Comme la plupart des systèmes dans la société, la Co-écoute a été largement dirigée par des personnes blanches issues de la classe moyenne et aisée. Cela change progressivement en ce qui concerne la Co-écoute, mais les automatismes de la classe moyenne blanche continuent d’opérer dans une large mesure. Nous avons travaillé sur les questions où le classisme et le racisme pouvaient s'infiltrer [de manière subtile]. Cette discussion et cette libération doivent se poursuivre.
Diriger sans isolement
Mon soutien a été utile aux personnes qui ont relevé le défi. Elles ont pu plus facilement se considérer elles-mêmes et leur travail comme importants et précieux. Elles ont pu sentir mon soutien et mes encouragements. Elles savaient qu'on pensait à elles et qu'elles ne seraient pas laissées seules. Elles étaient en totale connexion avec moi, mon assistant∙e et leur équipe. Nous étions déterminés à briser l'isolement par tous les moyens possibles.

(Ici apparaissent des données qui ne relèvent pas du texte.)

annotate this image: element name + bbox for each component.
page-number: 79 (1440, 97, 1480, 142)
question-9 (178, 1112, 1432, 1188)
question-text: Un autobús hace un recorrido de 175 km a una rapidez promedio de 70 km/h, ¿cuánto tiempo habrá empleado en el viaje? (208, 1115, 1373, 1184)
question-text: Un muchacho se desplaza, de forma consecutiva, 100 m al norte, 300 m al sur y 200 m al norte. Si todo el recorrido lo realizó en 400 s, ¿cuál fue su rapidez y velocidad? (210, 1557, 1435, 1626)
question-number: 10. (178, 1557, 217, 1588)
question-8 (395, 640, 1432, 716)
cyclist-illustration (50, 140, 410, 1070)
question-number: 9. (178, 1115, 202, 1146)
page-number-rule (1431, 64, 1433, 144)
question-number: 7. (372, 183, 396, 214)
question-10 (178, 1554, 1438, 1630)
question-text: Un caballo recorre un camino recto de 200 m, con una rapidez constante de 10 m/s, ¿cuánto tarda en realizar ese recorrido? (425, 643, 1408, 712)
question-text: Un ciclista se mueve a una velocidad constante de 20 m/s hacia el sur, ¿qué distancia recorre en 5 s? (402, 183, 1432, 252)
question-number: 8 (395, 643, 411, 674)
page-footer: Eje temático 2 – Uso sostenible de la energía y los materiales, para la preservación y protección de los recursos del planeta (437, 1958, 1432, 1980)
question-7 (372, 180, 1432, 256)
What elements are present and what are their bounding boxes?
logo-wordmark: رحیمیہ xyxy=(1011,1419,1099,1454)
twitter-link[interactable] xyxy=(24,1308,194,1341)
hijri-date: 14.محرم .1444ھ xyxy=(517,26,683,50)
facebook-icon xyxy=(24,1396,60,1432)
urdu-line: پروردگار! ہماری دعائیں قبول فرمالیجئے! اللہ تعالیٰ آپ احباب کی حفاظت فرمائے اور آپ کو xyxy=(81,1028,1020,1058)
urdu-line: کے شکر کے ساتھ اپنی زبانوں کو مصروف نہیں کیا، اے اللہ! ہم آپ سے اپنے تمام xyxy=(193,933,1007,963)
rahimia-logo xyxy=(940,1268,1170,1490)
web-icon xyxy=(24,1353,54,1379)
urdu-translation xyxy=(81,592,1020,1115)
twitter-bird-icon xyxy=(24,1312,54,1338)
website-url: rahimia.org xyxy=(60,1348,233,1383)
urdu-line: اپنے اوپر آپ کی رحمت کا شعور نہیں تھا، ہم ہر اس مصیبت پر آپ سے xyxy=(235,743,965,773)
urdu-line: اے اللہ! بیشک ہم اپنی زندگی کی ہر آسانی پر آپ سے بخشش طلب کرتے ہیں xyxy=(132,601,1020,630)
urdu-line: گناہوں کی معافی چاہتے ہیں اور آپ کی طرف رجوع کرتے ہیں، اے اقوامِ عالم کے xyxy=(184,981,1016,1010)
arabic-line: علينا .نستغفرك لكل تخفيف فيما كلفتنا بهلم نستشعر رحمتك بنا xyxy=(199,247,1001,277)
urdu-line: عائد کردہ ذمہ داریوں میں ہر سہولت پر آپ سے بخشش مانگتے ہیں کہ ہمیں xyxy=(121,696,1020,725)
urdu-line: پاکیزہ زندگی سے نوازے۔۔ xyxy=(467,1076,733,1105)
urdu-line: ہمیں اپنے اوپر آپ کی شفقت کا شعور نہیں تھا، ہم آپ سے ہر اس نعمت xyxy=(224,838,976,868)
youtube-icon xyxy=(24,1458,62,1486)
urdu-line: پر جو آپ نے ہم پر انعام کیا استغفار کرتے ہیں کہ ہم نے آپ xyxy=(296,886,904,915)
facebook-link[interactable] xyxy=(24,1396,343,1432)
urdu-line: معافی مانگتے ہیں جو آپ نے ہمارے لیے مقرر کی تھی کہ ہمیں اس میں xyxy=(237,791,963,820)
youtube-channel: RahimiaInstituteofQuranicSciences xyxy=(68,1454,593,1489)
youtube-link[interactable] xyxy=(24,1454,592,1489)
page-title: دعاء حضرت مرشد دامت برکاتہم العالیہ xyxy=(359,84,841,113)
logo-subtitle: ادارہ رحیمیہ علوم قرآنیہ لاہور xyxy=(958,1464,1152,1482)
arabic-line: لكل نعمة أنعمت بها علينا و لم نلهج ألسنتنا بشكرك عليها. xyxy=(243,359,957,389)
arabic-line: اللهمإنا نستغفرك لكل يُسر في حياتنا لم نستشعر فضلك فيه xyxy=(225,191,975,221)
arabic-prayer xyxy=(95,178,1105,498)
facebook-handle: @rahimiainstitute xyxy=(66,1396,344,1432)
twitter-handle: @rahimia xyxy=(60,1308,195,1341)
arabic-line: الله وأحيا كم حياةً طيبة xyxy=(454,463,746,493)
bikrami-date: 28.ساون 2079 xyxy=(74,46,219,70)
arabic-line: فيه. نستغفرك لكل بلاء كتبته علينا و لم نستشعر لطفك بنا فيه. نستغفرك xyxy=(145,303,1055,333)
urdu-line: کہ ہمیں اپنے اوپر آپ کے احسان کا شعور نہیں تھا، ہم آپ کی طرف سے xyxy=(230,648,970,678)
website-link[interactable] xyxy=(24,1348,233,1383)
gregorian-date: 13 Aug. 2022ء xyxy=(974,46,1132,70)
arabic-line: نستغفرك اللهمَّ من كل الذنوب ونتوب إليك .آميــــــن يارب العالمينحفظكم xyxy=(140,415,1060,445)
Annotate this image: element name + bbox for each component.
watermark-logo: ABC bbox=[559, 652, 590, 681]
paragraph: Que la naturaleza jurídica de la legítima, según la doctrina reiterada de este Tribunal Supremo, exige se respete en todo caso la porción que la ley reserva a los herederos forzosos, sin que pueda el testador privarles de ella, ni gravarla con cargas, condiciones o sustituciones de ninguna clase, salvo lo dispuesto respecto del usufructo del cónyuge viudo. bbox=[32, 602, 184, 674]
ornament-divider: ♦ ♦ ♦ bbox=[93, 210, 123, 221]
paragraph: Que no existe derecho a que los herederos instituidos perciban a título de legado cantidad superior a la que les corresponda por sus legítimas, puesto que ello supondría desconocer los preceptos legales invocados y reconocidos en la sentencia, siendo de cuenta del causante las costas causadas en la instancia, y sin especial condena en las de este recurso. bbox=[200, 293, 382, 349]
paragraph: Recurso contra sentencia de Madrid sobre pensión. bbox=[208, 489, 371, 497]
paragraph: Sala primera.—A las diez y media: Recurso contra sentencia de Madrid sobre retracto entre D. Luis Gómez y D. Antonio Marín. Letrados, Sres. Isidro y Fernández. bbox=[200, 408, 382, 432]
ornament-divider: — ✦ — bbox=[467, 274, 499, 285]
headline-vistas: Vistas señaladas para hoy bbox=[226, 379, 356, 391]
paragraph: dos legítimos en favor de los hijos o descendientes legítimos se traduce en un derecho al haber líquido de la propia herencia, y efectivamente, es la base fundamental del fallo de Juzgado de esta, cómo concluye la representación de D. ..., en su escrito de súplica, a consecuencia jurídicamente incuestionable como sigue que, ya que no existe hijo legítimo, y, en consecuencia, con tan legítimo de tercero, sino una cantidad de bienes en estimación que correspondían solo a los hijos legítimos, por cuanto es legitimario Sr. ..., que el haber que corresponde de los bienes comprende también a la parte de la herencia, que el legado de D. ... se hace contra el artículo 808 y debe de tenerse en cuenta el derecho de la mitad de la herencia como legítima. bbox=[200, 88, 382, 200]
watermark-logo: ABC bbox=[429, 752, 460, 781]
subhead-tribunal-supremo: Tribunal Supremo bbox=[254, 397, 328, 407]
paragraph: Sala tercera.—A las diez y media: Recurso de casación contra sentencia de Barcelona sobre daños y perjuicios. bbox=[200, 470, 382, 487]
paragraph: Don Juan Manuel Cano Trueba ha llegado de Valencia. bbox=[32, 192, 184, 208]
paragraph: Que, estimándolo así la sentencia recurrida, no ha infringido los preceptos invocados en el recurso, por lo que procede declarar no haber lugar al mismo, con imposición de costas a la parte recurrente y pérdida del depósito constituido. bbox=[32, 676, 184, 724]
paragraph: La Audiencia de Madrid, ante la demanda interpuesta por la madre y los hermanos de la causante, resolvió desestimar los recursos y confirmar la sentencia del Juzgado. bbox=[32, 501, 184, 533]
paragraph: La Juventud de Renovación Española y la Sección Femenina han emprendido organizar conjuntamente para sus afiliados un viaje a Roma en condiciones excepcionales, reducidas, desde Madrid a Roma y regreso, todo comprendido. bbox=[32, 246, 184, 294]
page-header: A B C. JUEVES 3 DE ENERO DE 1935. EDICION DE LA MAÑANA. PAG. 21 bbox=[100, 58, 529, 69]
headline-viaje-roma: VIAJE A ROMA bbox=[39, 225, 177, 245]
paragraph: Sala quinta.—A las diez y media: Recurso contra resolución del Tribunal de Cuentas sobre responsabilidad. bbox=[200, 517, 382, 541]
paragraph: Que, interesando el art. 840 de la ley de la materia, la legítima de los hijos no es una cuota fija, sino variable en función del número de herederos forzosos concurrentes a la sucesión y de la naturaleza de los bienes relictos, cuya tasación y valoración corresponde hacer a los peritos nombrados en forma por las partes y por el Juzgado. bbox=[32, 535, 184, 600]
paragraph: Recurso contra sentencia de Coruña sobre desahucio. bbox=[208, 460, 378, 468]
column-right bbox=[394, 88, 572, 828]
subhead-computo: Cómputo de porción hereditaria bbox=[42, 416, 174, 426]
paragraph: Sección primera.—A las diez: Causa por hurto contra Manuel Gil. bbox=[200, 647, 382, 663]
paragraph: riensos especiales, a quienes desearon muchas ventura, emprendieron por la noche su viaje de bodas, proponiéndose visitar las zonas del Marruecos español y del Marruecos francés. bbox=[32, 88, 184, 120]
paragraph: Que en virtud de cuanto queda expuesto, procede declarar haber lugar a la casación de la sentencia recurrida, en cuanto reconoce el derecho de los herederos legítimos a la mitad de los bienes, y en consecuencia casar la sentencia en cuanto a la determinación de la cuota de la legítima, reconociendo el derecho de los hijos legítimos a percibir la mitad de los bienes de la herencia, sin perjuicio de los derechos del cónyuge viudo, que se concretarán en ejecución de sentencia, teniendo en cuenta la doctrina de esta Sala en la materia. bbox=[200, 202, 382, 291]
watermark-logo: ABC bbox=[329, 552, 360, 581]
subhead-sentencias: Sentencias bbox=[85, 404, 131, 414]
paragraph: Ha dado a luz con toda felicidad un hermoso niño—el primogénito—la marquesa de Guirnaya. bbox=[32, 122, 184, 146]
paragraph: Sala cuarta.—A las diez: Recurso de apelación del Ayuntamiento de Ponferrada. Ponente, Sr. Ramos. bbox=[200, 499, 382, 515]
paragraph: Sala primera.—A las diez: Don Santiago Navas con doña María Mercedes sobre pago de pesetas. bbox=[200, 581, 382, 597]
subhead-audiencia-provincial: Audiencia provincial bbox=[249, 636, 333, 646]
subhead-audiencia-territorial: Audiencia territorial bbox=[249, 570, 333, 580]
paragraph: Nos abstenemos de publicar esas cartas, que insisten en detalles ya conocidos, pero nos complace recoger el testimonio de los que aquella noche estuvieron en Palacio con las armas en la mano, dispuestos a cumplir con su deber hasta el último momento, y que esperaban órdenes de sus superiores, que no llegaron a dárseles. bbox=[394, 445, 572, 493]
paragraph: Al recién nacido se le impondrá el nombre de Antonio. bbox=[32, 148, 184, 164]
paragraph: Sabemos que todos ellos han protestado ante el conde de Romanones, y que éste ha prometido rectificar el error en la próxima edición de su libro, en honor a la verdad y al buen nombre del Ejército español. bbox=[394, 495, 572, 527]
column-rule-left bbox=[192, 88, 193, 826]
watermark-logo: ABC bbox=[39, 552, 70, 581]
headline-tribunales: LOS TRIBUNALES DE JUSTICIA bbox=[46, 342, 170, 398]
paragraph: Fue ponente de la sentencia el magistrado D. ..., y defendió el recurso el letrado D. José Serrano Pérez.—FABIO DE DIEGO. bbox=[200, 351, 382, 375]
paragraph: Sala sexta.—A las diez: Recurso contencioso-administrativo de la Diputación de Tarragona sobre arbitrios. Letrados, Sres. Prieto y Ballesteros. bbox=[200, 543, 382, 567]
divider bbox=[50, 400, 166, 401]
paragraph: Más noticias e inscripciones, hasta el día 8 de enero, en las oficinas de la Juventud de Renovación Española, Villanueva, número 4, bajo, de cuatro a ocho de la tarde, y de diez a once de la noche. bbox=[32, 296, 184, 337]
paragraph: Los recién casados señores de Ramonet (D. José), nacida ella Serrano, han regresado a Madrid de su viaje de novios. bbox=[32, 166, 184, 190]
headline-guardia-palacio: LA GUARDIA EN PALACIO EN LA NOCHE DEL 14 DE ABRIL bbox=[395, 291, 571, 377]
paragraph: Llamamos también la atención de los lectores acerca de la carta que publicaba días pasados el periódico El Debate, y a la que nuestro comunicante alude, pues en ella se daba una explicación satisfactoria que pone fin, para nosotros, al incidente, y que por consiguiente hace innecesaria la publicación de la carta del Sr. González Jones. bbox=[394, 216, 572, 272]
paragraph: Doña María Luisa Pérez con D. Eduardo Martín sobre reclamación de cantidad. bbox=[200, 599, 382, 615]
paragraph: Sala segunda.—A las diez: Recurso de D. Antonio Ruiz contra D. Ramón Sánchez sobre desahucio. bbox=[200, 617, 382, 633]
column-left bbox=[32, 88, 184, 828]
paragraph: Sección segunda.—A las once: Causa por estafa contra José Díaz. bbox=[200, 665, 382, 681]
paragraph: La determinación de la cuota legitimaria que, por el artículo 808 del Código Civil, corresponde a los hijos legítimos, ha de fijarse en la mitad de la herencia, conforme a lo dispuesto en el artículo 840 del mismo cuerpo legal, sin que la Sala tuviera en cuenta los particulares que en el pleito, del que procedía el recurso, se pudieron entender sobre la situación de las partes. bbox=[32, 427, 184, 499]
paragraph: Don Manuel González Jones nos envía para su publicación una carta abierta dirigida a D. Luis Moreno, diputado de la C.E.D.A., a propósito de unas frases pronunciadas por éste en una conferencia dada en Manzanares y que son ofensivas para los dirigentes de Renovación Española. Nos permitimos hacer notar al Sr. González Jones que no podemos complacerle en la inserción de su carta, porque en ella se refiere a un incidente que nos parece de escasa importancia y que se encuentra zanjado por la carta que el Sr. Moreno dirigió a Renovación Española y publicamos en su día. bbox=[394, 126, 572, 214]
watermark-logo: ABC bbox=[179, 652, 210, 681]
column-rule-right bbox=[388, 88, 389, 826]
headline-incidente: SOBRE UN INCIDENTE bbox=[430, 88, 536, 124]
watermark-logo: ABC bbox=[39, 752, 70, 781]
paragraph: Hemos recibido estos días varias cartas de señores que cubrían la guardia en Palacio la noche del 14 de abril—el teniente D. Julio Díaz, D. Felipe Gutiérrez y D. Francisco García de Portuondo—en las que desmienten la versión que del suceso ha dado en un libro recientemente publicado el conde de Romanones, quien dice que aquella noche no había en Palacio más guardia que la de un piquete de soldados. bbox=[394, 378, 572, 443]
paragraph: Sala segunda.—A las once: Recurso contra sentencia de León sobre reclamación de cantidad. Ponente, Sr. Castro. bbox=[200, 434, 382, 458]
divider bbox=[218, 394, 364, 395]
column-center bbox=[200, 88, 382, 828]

J'ai informé ma Communauté qu'il ne fallait pas lancer une classe de base avec moins d'une personne formatrice et trois assistant∙e∙s. L'isolement s'installe sans crier gare. Plus il y a de liens, de soutien, de séances de Co-écoute, d'amour et d’épaules sur lesquelles s'appuyer lorsque les temps sont durs, mieux c'est pour une nouvelle personne formatrice et son équipe.
Notre classe pour les dirigeant∙e∙s de base touche à sa fin. Ensuite, nous aurons la première introduction à la Co-écoute pour la classe de base proprement dite.
Nous prévoyons huit à dix nouveaux participants. Je prends maintenant du recul et laisse nos quatre dirigeant∙e∙s prendre les rênes. En tant que dirigeante expérimentée et PRR, j'ai beaucoup appris en animant cette classe.